The article only deals with Open Source market dominance not 'Free'. All references to 'free' in that article are about royalty-free software not the 'four freedoms'.
Open Source I believe is vulnerable to this kind of threat because the idea is that it give developers freedom to innovate using a royalty free license.
OS is positioned much more closely to the capitalist demand for radical innovation and thus is already exposed to capitalist ideas of political and social legitimacy.
Free Software is not exclusionary AFAIK I cannot think of any case where proprietary software has been refused entry to a market because of it, but am open to studying examples of that happening if anyone can find examples?
- How can we oppose the argument that publicly financed software released as Free Software is anticompetitive?
In the same way competitive market actors defend vendor lock-ins and rent seeking and all the other market failures, resist market-led policy priorities which have already become over-represented. Real competition after all, is (in some) sense anti-competitive if we are imagining a 'pro-competitive' product produces a perfect market. It's a wrong question that anchors responses in wrong-thinking about markets and about free software.
- What can we bring up on the other hand in favor of publishing as Free Software from a competitive point of view?
(except the usual non-dependencies)
Why is this a demand? This sounds like an apology for Open Source, not the basis for promoting free software to me. 'Competition' is a market-led paradigm that deforms software development in favor of proprietorial interests, it's making a vice out of a virtue...
On Wednesday 4. July 2018 16.27.52 Mat Witts wrote:
Free Software is not exclusionary AFAIK I cannot think of any case where proprietary software has been refused entry to a market because of it, but am open to studying examples of that happening if anyone can find examples?
There are probably a bunch of different "concerns" raised by proprietary software vendors. One of which is that where the public sector obliges vendors to employ Free Software licences, then they feel excluded.
But given that public regulations can more or less stipulate anything that is in the public interest, such as adherence to genuine standards, then stipulating that delivered systems must be Free Software is an entirely reasonable thing to do. Nothing forces vendors to write proprietary software, and certainly not for everything they do.
Sadly, genuine standards are not widely encouraged and have been undermined by proprietary vendors. This is seen in the Norwegian public sector, for example, where public bodies make OOXML documents and even binary Microsoft Office documents available for public consumption, after the current administration rolled back the previously-introduced insistence on genuine document format standards.
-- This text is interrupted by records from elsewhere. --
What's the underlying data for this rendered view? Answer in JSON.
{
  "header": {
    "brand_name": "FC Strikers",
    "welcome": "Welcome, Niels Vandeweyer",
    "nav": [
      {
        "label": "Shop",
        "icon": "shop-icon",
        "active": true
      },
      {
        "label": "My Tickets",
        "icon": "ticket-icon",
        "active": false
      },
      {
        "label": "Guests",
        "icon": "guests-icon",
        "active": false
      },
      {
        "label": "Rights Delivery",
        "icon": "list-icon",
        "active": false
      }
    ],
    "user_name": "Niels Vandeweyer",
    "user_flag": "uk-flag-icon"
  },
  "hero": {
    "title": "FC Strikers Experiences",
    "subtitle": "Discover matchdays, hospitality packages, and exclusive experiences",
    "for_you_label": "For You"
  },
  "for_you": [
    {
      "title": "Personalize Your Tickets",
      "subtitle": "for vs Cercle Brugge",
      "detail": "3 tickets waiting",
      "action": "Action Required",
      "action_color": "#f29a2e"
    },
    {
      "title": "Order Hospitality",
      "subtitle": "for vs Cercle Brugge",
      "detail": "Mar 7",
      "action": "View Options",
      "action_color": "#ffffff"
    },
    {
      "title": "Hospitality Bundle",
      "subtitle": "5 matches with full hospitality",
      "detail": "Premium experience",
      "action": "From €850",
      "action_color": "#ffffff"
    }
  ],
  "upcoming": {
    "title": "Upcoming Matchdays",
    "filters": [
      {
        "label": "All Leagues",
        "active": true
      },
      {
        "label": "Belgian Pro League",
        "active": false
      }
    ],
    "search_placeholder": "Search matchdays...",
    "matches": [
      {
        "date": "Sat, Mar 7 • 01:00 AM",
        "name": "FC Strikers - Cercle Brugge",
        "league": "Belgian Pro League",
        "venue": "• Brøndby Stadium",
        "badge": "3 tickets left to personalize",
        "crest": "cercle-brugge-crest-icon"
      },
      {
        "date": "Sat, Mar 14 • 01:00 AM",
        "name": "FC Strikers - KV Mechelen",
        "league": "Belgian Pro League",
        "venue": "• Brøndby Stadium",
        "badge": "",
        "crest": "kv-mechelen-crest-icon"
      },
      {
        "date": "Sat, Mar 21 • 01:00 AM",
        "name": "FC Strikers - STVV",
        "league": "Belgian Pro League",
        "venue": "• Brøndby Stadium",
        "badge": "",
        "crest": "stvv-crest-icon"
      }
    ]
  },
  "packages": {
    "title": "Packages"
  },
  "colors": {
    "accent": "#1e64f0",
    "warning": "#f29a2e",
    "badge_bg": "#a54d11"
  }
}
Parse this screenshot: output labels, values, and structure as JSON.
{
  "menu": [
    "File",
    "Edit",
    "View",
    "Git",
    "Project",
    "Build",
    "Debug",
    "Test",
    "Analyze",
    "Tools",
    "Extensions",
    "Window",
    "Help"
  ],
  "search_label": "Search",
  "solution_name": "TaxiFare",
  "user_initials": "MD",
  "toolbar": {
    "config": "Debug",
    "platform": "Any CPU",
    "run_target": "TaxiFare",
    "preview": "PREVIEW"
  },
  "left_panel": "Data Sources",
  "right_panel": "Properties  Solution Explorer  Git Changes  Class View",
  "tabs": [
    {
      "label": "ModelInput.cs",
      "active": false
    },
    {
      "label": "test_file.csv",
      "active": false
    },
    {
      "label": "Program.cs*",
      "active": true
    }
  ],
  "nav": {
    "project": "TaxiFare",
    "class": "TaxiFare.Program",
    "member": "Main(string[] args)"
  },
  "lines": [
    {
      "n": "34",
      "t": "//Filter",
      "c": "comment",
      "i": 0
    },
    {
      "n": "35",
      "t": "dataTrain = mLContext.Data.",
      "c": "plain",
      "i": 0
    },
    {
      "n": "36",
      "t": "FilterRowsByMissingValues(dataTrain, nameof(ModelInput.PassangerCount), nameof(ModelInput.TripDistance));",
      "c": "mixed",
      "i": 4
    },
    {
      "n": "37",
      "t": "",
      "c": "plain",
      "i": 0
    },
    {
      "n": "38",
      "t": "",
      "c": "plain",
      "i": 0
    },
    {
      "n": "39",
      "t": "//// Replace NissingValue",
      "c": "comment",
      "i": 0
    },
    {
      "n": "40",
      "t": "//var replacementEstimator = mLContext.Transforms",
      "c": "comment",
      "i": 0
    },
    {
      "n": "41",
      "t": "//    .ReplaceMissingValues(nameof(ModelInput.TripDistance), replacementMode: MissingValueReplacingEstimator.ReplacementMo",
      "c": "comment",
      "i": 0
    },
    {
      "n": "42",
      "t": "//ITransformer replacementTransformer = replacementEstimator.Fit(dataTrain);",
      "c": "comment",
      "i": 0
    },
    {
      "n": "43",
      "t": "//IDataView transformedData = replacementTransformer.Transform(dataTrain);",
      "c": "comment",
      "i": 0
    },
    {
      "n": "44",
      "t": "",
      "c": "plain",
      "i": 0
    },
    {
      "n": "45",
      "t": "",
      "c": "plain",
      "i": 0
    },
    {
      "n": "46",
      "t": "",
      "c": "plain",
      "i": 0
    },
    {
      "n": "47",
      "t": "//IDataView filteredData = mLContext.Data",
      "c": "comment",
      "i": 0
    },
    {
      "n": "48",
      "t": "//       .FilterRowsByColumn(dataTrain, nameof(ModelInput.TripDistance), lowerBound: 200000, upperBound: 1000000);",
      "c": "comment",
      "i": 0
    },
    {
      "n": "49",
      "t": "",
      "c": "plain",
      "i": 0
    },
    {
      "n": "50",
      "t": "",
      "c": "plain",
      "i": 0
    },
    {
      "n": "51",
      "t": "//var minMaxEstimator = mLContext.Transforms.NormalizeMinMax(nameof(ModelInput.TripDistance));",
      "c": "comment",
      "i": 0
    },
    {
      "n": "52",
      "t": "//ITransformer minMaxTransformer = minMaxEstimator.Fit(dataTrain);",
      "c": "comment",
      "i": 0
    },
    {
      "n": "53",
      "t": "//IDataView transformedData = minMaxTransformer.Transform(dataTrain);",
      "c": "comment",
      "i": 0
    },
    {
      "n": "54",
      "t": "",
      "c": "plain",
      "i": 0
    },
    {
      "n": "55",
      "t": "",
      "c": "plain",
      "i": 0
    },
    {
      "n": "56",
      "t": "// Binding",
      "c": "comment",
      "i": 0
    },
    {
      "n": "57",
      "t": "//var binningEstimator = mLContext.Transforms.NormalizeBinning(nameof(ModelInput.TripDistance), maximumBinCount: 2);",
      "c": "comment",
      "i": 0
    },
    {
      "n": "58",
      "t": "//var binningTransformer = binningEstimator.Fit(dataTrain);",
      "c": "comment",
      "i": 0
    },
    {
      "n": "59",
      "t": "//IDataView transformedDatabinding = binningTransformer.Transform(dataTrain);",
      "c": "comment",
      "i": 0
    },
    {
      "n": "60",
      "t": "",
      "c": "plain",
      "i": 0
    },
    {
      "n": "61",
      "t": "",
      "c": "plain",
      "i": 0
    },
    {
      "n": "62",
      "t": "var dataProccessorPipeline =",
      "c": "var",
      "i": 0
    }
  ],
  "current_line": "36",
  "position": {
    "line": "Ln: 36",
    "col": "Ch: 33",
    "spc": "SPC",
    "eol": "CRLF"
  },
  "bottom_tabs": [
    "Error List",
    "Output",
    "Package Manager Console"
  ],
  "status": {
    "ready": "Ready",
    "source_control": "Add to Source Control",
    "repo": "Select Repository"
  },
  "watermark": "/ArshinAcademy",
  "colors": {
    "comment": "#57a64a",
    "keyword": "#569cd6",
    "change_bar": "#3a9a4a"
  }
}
And there are areas where standards are happily employed by proprietary vendors to keep a market to themselves, such as in niches where general Free Software development efforts are unlikely to penetrate. Institutional archiving is one of these areas in the Norwegian public sector, from what I have learned. I doubt that the entrenched vendors wish to see such standards loosened or dropped.
Rewinding slightly...
The article only deals with Open Source market dominance not 'Free'. All references to 'free' in that article are about royalty-free software not the 'four freedoms'.
But Erik also wrote this:
The point is that a main argument against publishing publicly financed software developments under a free licence is said to be "market distortion". The argument says that private actors cannot compete against "software offered by the state free of charge" and therewith these publications are to be seen anticompetitive.
Of course, this conflates the two meanings of "free", but for some vested interests, this slight of hand is performed to push home a particular argument whilst deflecting criticism of that argument. Nothing stops public bodies from actually making Free Software available for a fee, although that brings other considerations to bear.